L'utilisation de l'anglais dans cette association est facultative, et utilisée dans le but d'améliorer les communications entre les membres – dont les langues maternelles diffèrent : l'utilisation par un des membres de sa langue maternelle l'amène souvent à utiliser des formulations riches, soutenues et difficilement compréhensibles par les autres tandis que l'anglais l'amène à formuler des phrases d'une manière plus simple et plus largement comprise[32].

Dans les Chemins de fer fédéraux suisses, les connaissances en anglais du personnel sont jugées importantes, voire déterminantes, tout particulièrement pour les activités en contact direct avec les clients, tels que dans les guichets, les agences de voyages ou à l'intérieur des trains[33]. L'anglais est également parfois utilisé comme langue véhiculaire dans les bureaux de renseignement ainsi que pour des communications entre employés de langues maternelles différentes[34].

Dans les médias[modifier | modifier le code]

En Suisse, les anglicismes et les slogans en anglais sont d'usage dans la publicité en français et en allemand ainsi que la musique, les films et les graffitis. Ceci ne concerne pas uniquement des produits d'origine anglo-saxonne, mais également des produits locaux tels que les montres.
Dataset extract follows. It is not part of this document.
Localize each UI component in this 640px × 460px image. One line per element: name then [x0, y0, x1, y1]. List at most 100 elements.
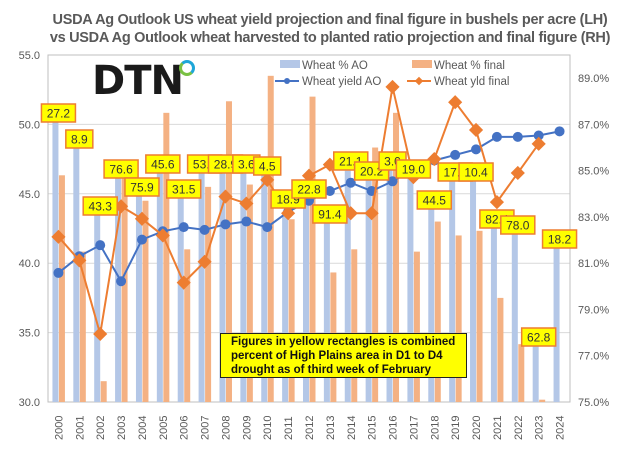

Ce phénomène est plus ou moins apprécié par la population en fonction de l'âge et du niveau de formation. Les personnes de plus de 60 ans, ayant des connaissances limitées en anglais, se montrent critiques, alors que les moins de 20 ans y sont plus favorables, les jeunes suisses alémaniques considérant souvent ces mots anglais intégrées dans l’allemand[16].

L'anglais de Suisse - « Swissglish »[modifier | modifier le code]

La variante de base de l'anglais en Suisse est l'anglais standard. Les livres scolaires et les formations données par les écoles sont basées sur l'anglais britannique[35].

Si diverses publications font usage de l'anglais standard, d'autres font un usage peu ordinaire de la langue, voire « jouent » avec les langues, par exemple font des traductions mot-à-mot d'idiotismes du français[36].

Un travail de recherche en linguistique comparée réalisé en 2002 auprès d'institutions suisses qui utilisent l'anglais a relevé des divergences entre le discours usuel des pays anglophones et celui pratiqué en Suisse[37]:

Les tournures de phrase utilisant who et which sont plus fréquentes dans l'anglais de Suisse que les tournures utilisant that, utilisées par les anglophones : « I've found someone who is willing to do the homepage »[38]. Les tournures utilisant l'infinitif sont fréquentes, là où les anglophones utiliseraient le suffixe -ing, « I look forward to read your suggestions »[39], la forme going to – qui indique le futur proche – est très peu utilisée en Suisse, pas même par les francophones, alors qu'il existe une traduction littérale en français « je vais aller »[40].

Le discours utilise de faux-amis empruntés à la langue maternelle du locuteur[41] ou des tournures peu usuelles construites par traduction mot-à-mot d'une tournure d'une autre langue : « I please you to... » traduction littérale de l'italien « vi prego di... ». De telles tournures se retrouvent également dans le discours en anglais provenant d'autres pays non anglophones[42].

Le travail de recherche en question conclut que « l'anglais en Suisse n'est pour le moment en phase de créolisation, il est principalement influencé par la langue maternelle des locuteurs, toutefois le contact entre les groupes linguistiques a influencé l'usage et il pourrait l'influencer encore plus dans le futur »[43].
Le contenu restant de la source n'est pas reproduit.